Shapiro graduated from SUNY Farmingdale and studied Fine Studio Art at Hunter College with Robert Huot. While at Hunter, sculptor Donald Lipski chose Shapiro for a student show at the Hunter Galler. Shapiro received an Air France Art Award and was accepted into the smART Kinston art residency program 2022-23.

Shapiro began her art career as a portraitist in pastels, oils, and acrylics and found digital creation to be a life-changing creative direction in her art career. Shapiro’s influences are Bauhaus, Surrealism, the Collagists, Pop Art, and Installation.

As a digital collage artist and previously a Painter/Curator, Shapiro sees more technological inclusion evolving. Her art explores chaos/order, design/fine art, and complexity/simplicity. She seeks to solve the dichotomy of diversity versus exclusivity.

When creators pull from personal values, experiences, and visions that engender joy, she believes digital art can survive, thrive, and, more importantly, leave the world a better place.
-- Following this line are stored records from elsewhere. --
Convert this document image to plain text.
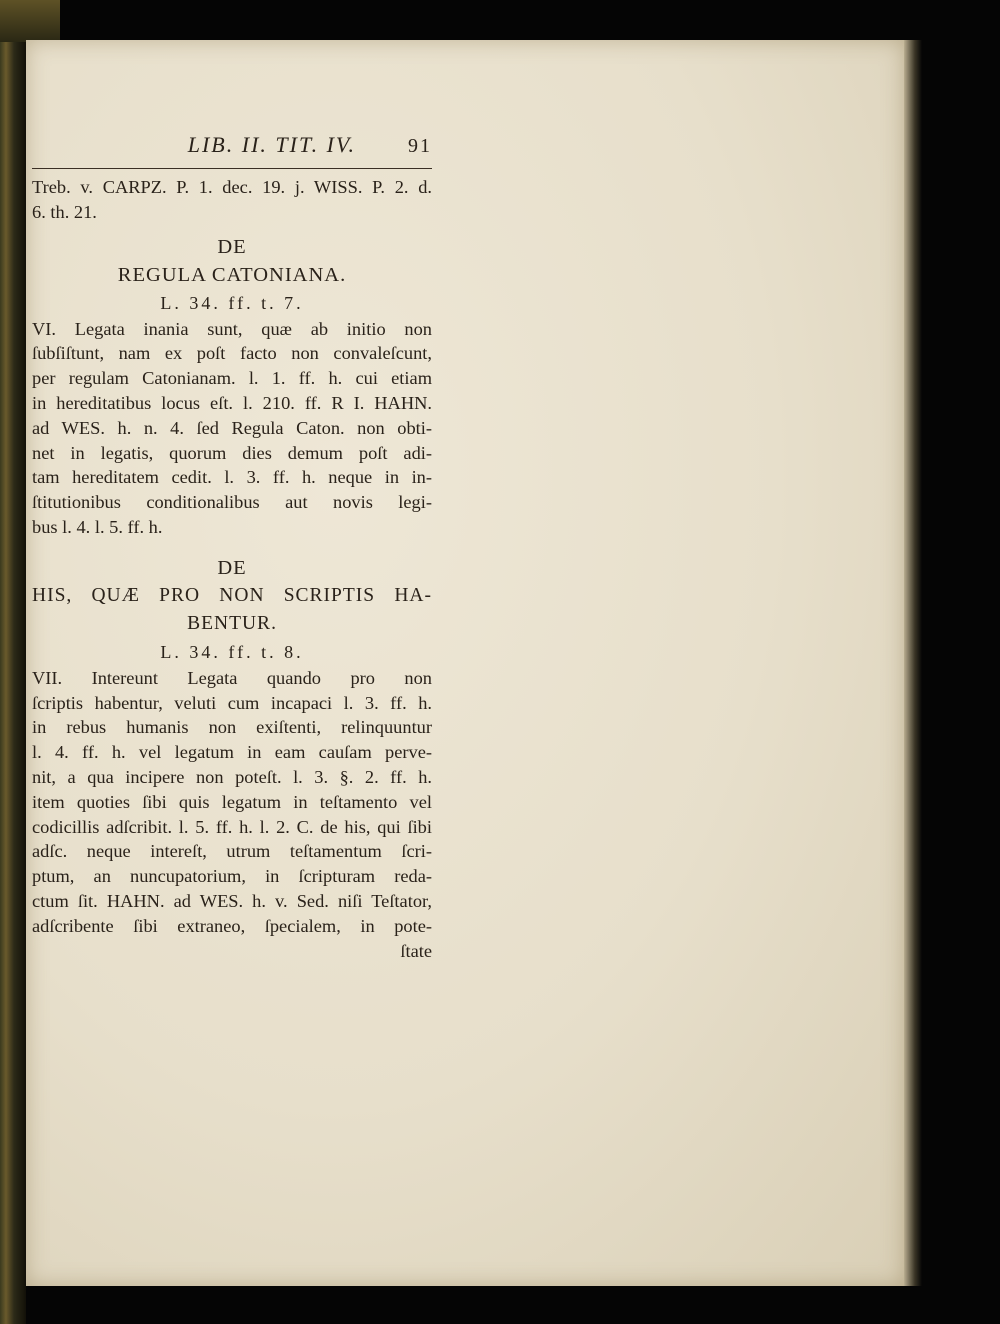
LIB. II. TIT. IV.	91
Treb. v. CARPZ. P. 1. dec. 19. j. WISS. P. 2. d.
6. th. 21.
DE
REGULA CATONIANA.
L. 34. ff. t. 7.
VI. Legata inania sunt, quæ ab initio non
ſubſiſtunt, nam ex poſt facto non convaleſcunt,
per regulam Catonianam. l. 1. ff. h. cui etiam
in hereditatibus locus eſt. l. 210. ff. R I. HAHN.
ad WES. h. n. 4. ſed Regula Caton. non obti-
net in legatis, quorum dies demum poſt adi-
tam hereditatem cedit. l. 3. ff. h. neque in in-
ſtitutionibus conditionalibus aut novis legi-
bus l. 4. l. 5. ff. h.
DE
HIS, QUÆ PRO NON SCRIPTIS HA-
BENTUR.
L. 34. ff. t. 8.
VII. Intereunt Legata quando pro non
ſcriptis habentur, veluti cum incapaci l. 3. ff. h.
in rebus humanis non exiſtenti, relinquuntur
l. 4. ff. h. vel legatum in eam cauſam perve-
nit, a qua incipere non poteſt. l. 3. §. 2. ff. h.
item quoties ſibi quis legatum in teſtamento vel
codicillis adſcribit. l. 5. ff. h. l. 2. C. de his, qui ſibi
adſc. neque intereſt, utrum teſtamentum ſcri-
ptum, an nuncupatorium, in ſcripturam reda-
ctum ſit. HAHN. ad WES. h. v. Sed. niſi Teſtator,
adſcribente ſibi extraneo, ſpecialem, in pote-
ſtate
Spiritually and creatively, Shapiro sees herself as an interpreter-connector, with collage being the most powerful medium to express the relevance of her work.

“My first awareness of art as a child came from a magazine ad selling prints by Salvador Dali and Pablo Picasso,” she said in a December 2022 interview in Al-Tiba9, a website devoted to contemporary art.
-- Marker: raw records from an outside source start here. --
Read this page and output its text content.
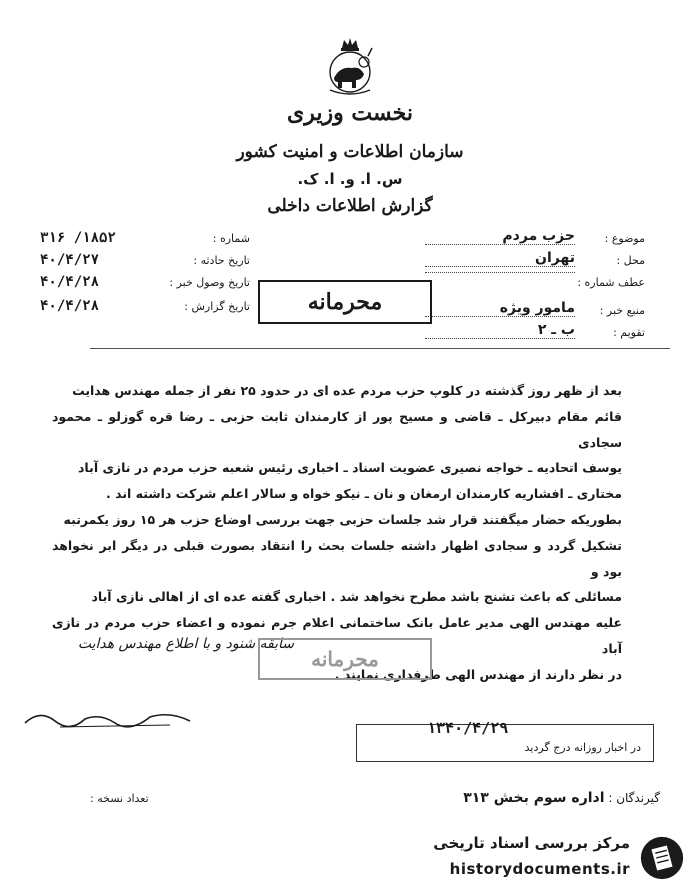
نخست وزیری
سازمان اطلاعات و امنیت کشور
س. ا. و. ا. ک.
گزارش اطلاعات داخلی
موضوع :
حزب مردم
محل :
تهران
عطف شماره :
منبع خبر :
مامور ویژه
تقویم :
ب ـ ۲
شماره :
۳۱۶ /۱۸۵۲
تاریخ حادثه :
۴۰/۴/۲۷
تاریخ وصول خبر :
۴۰/۴/۲۸
تاریخ گزارش :
۴۰/۴/۲۸	محرمانه

بعد از ظهر روز گذشته در کلوپ حزب مردم عده ای در حدود ۲۵ نفر از جمله مهندس هدایت

قائم مقام دبیرکل ـ قاضی و مسیح پور از کارمندان ثابت حزبی ـ رضا قره گوزلو ـ محمود سجادی

یوسف اتحادیه ـ خواجه نصیری عضویت اسناد ـ اخباری رئیس شعبه حزب مردم در نازی آباد

مختاری ـ افشاریه کارمندان ارمغان و نان ـ نیکو خواه و سالار اعلم شرکت داشته اند .

بطوریکه حضار میگفتند قرار شد جلسات حزبی جهت بررسی اوضاع حزب هر ۱۵ روز یکمرتبه

تشکیل گردد و سجادی اظهار داشته جلسات بحث را انتقاد بصورت قبلی در دیگر ابر نخواهد بود و

مسائلی که باعث تشنج باشد مطرح نخواهد شد . اخباری گفته عده ای از اهالی نازی آباد

علیه مهندس الهی مدیر عامل بانک ساختمانی اعلام جرم نموده و اعضاء حزب مردم در نازی آباد

در نظر دارند از مهندس الهی طرفداری نمایند .

سابقه شنود و با اطلاع مهندس هدایت
محرمانه
۱۳۴۰/۴/۲۹
در اخبار روزانه درج گردید
تعداد نسخه :	گیرندگان : اداره سوم بخش ۳۱۳
مرکز بررسی اسناد تاریخی
historydocuments.ir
“I was shocked that reality could be depicted in a distorted way, shattering my comprehension of how the world appears to others. In a way, I was awakened to the ‘me’ as a unique objective consciousness.

“Collage is the closest medium I’ve found able to visually reproduce a storyline. Most of my work includes people as objects meant to explain a part of the story rather than to idealize an individual. I use people as I use other objects, like a tool to point to a theory or message. I’ve recently explored fashion, Asian culture, and scapes of local scenes.”

She finds that digital art provides the best medium for communicating her sense of reality.

“My art has to express the essence of the people, places, and things I choose to gather into a visual story,” she said during the Al-Tiba9 interview. “The story, however, doesn’t always have to be literal, linear, or make sense. Sometimes you simply get a glimpse of different inexplicable realities.

“For instance, while washing the breakfast dishes and thinking about tasks needing attention, my mind suddenly conjured up a dream I had several days prior. I instantly realized I was jumping dimensions of consciousness by reliving the dream as if I were still asleep and simultaneously being awake in my kitchen.

“Everything in our reality is the same thing and only appears individual or dual because they are on the same spectrum. Day and night may seem opposite, yet they are both the same thing at different phases.”

Anyone interested in previewing her work can find one of her collages hanging at The Laughing Owl and another featured at Middle Grounds Coffeehouse.

You can hear her ideas in person during the “Artist Talk” on June 15.